In this issue Erdogan et al. [1] describe an original approach to submacular haemorrhage (SMH) displacement. They simply create a subretinal fluid area bathing the submacular blood clot in tissue plasminogen activator (TPA), without the use of any gas. This report illustrates the continuing interest in the best way to deal with SMHs and at the same time highlights the lack of solid data on its management.

SMH is most commonly encountered as an infrequent, but severe complication of choroidal neovascularization in the course of exudative age-related macular degeneration (AMD).

The treatment of exudative AMD has been revolutionised by the introduction of anti-VEGFs from 2006 onwards [2]. Although almost all studies have excluded patients with SMHs, sporadic case series have shown acceptable results in the presence of substantial (up to 600 μm thickness) SMH [3,4,5,6,7]. Also, the prospective CATT study included some patients with smaller SMHs [8].

Nevertheless, such reports are heavily outnumbered by a large body of case series [9, 10] and one pilot prospective comparative trial [11] that study efforts to displace SMH.

This concept of the necessity of displacing SMH is based on experimental studies in different animal species, where blood was found to be rapidly toxic to the overlying retina [12, 13]. Factors specified include iron toxicity, fibrin contraction and interference with metabolic support from the choroid by a diffusion barrier to the retina.

To address fibrin contraction and adherence to the surrounding tissues and to induce liquefaction of the clotted haemorrhage, TPA has been studied and applied from early on [14].

Clinical efforts of haemorrhage removal started with forceps removal through a paramacular retinotomy, sometimes aided by prior rinsing with TPA, or application of TPA and the creation of a more peripheral retinomy to drain the liquefied clot [15, 16].
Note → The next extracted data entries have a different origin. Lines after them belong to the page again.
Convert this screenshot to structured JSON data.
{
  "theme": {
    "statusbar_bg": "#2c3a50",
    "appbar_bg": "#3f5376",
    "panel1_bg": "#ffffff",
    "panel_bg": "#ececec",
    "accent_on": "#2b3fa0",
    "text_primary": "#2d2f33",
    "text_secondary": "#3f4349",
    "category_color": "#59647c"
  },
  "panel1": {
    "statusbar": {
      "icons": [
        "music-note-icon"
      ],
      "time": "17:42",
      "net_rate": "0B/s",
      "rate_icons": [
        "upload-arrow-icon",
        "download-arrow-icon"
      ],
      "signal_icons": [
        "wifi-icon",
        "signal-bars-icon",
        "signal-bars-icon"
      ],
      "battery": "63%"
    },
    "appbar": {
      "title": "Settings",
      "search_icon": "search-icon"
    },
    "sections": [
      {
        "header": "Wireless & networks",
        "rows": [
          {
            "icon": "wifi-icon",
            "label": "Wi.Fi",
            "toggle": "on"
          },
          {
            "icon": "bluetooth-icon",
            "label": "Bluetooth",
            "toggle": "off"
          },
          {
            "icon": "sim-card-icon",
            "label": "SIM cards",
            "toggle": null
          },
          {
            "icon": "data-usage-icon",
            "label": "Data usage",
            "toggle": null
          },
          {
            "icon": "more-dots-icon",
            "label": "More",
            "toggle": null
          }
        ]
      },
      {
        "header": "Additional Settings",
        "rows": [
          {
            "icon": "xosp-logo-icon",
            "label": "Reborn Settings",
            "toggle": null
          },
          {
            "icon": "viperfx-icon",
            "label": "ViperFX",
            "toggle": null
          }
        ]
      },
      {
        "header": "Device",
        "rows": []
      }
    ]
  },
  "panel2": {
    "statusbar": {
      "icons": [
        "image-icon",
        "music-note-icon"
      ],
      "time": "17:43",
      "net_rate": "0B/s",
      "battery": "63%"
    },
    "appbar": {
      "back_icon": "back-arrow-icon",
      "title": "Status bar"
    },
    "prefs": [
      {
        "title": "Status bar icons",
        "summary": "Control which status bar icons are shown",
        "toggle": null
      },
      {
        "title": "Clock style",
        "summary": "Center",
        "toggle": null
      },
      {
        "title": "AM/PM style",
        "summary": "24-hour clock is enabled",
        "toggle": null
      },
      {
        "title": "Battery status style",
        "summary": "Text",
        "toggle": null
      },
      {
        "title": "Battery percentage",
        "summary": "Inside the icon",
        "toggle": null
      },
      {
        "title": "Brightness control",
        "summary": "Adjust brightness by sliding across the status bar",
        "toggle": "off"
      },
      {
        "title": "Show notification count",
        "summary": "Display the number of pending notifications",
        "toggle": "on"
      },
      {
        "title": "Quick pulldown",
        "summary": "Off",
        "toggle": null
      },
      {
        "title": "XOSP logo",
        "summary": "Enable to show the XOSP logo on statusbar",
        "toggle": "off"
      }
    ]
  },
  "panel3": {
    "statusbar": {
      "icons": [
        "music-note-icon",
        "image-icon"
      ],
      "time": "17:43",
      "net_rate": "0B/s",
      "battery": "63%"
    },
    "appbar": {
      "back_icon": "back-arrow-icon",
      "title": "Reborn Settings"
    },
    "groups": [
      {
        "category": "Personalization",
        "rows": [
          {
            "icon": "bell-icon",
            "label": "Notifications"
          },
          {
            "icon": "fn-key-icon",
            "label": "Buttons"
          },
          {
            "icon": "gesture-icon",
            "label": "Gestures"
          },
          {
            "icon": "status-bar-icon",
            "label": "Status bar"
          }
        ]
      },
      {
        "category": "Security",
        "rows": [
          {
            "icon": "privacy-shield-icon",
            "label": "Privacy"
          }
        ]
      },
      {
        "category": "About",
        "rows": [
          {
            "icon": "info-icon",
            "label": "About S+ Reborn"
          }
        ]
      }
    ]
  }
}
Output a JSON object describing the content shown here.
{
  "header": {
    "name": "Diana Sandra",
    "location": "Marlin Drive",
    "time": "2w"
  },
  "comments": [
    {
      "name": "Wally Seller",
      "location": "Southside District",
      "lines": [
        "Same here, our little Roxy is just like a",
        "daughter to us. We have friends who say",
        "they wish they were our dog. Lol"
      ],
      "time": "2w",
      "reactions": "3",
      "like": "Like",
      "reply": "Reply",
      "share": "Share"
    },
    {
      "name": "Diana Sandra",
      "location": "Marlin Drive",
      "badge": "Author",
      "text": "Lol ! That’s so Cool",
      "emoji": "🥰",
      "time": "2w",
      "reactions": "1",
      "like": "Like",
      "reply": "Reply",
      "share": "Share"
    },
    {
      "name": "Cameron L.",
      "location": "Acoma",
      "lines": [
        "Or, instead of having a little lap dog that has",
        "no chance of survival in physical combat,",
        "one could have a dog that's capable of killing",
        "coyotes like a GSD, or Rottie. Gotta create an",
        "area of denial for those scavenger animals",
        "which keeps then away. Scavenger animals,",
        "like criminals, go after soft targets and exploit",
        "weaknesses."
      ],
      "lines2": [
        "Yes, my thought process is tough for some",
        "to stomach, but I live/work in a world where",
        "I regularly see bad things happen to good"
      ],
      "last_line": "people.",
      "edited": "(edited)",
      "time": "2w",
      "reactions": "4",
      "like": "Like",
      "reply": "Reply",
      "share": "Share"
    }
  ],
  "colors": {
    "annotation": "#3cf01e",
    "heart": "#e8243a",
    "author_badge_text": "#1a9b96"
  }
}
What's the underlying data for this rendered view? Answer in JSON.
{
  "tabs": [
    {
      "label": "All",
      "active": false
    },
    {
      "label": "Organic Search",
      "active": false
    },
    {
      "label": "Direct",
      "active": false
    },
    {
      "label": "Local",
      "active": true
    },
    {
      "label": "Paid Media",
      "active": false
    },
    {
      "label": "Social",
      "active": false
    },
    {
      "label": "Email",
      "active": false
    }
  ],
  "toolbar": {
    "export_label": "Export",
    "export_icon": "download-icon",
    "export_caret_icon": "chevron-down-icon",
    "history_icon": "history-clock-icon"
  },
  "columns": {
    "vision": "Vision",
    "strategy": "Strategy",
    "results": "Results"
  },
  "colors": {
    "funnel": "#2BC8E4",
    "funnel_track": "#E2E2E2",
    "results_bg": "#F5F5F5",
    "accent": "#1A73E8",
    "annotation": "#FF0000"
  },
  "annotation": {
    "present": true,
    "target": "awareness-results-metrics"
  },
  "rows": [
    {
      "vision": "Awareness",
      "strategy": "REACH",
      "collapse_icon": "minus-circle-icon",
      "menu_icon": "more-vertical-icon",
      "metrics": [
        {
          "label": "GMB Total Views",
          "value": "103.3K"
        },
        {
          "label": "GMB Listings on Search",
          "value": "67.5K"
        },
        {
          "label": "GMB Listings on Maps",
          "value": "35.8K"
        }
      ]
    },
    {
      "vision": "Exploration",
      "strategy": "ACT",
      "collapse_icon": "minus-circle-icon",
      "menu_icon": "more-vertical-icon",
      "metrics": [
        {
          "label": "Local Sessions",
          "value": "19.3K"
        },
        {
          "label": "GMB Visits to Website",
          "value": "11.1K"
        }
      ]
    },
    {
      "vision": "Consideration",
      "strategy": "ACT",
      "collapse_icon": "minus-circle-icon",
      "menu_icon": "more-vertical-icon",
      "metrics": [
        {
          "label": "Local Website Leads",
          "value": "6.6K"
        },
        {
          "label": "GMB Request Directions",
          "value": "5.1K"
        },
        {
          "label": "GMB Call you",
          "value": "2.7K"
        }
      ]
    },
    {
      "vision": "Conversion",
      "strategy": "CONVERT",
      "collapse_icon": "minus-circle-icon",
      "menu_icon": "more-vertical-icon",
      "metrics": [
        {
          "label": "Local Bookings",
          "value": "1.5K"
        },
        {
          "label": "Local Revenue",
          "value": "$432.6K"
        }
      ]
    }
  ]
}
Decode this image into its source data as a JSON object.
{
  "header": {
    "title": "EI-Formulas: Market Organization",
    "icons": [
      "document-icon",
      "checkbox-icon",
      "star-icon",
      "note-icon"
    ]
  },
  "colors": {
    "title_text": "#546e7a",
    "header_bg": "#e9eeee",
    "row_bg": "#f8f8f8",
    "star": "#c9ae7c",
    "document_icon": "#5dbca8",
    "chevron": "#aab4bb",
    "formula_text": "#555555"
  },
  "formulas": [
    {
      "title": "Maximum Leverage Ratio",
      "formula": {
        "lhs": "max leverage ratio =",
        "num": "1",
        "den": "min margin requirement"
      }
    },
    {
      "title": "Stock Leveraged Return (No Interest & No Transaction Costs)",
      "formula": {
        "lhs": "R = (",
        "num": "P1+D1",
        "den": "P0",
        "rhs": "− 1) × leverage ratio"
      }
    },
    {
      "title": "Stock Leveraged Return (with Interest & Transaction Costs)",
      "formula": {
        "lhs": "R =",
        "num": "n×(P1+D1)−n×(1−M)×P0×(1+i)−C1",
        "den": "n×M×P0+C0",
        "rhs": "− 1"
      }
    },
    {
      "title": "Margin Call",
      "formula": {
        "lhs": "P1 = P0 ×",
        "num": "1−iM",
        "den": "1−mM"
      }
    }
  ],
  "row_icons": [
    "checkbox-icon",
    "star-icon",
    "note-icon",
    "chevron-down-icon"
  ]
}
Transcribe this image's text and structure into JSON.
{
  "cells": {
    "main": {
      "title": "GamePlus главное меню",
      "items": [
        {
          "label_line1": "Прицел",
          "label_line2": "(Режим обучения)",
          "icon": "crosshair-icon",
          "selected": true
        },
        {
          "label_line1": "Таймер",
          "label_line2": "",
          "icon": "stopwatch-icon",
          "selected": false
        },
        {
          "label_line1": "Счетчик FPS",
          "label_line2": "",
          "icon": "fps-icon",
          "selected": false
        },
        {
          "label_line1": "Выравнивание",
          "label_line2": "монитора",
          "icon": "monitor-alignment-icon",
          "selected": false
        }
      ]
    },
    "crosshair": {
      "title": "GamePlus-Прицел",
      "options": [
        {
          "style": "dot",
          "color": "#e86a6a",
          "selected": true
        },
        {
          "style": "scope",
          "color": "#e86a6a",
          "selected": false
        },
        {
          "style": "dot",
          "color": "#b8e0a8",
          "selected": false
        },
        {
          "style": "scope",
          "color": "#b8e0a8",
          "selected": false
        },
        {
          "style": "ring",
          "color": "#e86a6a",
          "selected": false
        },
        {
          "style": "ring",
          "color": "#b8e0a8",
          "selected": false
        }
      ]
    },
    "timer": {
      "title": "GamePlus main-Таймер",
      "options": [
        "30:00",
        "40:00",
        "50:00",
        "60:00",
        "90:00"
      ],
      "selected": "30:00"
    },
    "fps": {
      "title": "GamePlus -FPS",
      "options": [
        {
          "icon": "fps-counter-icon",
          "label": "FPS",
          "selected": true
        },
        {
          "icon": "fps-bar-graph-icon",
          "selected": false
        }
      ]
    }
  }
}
In 1996, at the Vail Vitrectomy Meeting, Wilson Heriot introduced pneumatic displacement, showing that intravitreally injected gas and TPA could effectively displace an SMH. This approach has been modified and embellished in many ways: with vitrectomy and a vitreous cavity filled with short or long action gas or with air, with gas bubbles under the retina [17] or not, with TPA in the vitreous or under the retina or no TPA at all. All more recent reports sensibly incorporated anti-VEGF treatment to prevent or slow down progression of the underlying choroidal neovascularization.

In these reports, the different choices of displacement appeared to be of comparable effectivity [9], and the only randomised controlled trial (RCT) showed no difference between the two tested displacement methods (subretinal TPA, vitrectomy and gas versus injection of intravitreal TPA and gas only) [11].

Uncertain in these methods is the mechanism of its operation. Is it a steamer roller-like action of the gas bubble, which displaces the haemorrhage from the macula or the effect of gravity when most of the denser haemorrhage is surrounded by air or gas [18]?

Erdogan’s study specifically identifies another quiet indisputable mechanism, i.e. the small force of gravity in surrounding fluid, as demonstrated daily in the time-honoured erythrocyte sedimentation rate test: cells are slightly more dense than serum.

If one were to run an RCT to sort out which displacement method were the best, we would end up with a study of 72 arms: not a realistic effort.

The bottom line, however, remains that surgeons should first prove that displacement is better than no displacement. The lack of such proof may be one of the causes that not all patients with an acute SMH are swiftly referred for displacement surgery [19].

For that reason, Euretina is funding an RCT where one consensus displacement method is compared with aflibercept injections only. Of interest, the displacement method chosen (vitrectomy, subretinal TPA, intravitreal aflibercept and gas) fortunately also incorporates the mechanism that Erdogan’s study has highlighted.

This study, led by Tim Jackson (King’s College London), will hopefully teach us whether our surgical enthusiasm is really helpful for the patient with an acute SMH or that our patients would benefit most from the safer anti-VEGF injections alone.